Lawrence, Winston Churchill, Elizabeth Bowen, Virginia Woolf, James
Hanley, Rex Warner, Alexander Baron, Keith Douglas, Henry Green,
and Graham Greene contested the dominant narratives of war
projected by an enormously powerful and persuasive mass media and
culture industry. Patrick Deer reads war literature as one element
in an expanded cultural field, which also includes popular culture
and mass communications, the productions of war planners and
military historians, projections of new technologies of violence,
the fantasies and theories of strategists, and the material culture
of total war. Modern war cultures, Deer contends, are defined by
their drive to normalize conflict and war-making, by their struggle
to colonize the entire wartime cultural field, and by their claim
to monopolize representations and interpretation of the conflict.

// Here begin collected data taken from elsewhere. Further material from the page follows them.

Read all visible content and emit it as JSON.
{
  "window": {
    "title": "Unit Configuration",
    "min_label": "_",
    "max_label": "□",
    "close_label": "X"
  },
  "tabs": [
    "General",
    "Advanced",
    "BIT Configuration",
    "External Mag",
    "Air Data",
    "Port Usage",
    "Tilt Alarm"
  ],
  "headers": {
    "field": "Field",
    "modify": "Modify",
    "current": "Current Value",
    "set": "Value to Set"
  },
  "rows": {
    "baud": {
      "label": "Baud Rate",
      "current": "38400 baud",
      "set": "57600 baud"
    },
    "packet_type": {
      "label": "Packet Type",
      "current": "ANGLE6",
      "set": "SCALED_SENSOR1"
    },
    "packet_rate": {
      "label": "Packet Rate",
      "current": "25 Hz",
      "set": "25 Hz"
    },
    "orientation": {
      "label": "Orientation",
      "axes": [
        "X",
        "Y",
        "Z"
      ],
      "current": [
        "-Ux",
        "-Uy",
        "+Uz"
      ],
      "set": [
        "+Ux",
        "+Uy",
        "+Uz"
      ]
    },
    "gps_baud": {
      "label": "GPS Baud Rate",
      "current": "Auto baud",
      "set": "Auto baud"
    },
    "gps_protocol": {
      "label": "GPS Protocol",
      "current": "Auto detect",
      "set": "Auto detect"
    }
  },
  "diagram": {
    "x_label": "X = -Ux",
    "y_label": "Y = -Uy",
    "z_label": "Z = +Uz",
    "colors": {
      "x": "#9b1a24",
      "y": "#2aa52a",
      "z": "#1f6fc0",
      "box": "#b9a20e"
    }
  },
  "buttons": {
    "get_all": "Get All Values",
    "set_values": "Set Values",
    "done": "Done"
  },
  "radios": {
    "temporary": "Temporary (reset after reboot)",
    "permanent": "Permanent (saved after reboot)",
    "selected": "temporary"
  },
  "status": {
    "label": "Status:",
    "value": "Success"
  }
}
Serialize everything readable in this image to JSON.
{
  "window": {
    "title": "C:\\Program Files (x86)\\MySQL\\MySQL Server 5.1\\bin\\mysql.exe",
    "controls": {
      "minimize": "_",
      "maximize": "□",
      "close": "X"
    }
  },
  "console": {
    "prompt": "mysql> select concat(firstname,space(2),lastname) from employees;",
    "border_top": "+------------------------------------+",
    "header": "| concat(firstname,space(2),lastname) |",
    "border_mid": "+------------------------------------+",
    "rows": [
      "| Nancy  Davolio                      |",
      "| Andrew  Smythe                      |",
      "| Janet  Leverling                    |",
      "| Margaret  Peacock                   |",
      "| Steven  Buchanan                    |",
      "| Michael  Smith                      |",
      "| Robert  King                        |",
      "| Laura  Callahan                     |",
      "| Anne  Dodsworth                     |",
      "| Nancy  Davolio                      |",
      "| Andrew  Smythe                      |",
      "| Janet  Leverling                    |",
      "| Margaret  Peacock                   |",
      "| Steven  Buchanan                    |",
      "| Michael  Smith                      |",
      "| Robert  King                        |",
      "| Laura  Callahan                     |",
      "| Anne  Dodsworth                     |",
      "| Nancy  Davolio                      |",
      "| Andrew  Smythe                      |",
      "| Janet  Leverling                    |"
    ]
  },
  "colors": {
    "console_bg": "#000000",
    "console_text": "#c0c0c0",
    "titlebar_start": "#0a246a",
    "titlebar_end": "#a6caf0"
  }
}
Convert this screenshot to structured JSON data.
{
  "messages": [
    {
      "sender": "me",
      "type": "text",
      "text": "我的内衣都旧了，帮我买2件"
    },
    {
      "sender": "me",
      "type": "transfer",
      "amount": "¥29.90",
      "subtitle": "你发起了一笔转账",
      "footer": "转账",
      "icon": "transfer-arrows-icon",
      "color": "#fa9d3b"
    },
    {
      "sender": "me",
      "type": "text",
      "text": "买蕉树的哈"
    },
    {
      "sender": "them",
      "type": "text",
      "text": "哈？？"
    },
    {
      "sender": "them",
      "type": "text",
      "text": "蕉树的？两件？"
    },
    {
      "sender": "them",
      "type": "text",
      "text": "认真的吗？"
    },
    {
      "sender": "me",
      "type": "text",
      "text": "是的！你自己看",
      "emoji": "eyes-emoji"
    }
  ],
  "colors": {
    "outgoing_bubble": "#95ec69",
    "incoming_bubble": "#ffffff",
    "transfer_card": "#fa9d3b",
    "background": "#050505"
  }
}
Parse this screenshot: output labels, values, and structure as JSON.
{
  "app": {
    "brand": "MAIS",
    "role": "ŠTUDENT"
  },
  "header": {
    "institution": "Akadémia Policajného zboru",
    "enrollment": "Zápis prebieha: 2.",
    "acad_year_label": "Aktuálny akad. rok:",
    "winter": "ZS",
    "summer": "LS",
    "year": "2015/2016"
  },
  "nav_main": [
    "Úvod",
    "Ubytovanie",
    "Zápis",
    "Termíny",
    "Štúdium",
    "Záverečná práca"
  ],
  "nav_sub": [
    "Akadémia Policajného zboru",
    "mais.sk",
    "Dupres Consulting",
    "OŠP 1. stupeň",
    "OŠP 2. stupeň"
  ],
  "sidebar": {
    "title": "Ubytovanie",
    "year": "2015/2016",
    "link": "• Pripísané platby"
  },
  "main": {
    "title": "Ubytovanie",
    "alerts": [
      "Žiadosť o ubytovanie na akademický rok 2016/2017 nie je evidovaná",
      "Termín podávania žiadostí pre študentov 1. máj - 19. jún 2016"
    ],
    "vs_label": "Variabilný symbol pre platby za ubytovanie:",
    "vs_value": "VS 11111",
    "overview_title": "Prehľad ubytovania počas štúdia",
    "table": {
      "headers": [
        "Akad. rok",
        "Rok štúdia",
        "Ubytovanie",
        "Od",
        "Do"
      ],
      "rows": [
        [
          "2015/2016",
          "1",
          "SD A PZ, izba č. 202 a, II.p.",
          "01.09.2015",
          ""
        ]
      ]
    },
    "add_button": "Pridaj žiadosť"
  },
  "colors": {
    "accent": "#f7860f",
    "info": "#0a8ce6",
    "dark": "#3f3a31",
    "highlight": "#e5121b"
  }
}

But the mobilization of cultural formations during wartime reveals,
at times glaringly, the constitutive contradictions at the heart of
modern ideas of culture. The Great War failed to produce a popular
war culture on the home front, producing instead an extraordinary
literature of protest, yet the strategists struggled to regain
their oversight over both the enemy across no man's land, and the
minds and bodies of their own mass conscript armies. The interwar
years saw a massive effort to make strategic fantasies a reality;
if the technology of imperial air power or mobile armoured warfare
did not yet exist, culture could be mobilized to shore up the
ramshackle war machine. During World War Two a fully fledged
British war culture emerged triumphant in time of national crisis,
offering the vision of a fully mobilized island fortress, a loyal
empire, and a modernized war machine ready to wage a futuristic war
of space and movement. This was the struggle that British World War
Two writers confronted with extraordinary courage and creativity.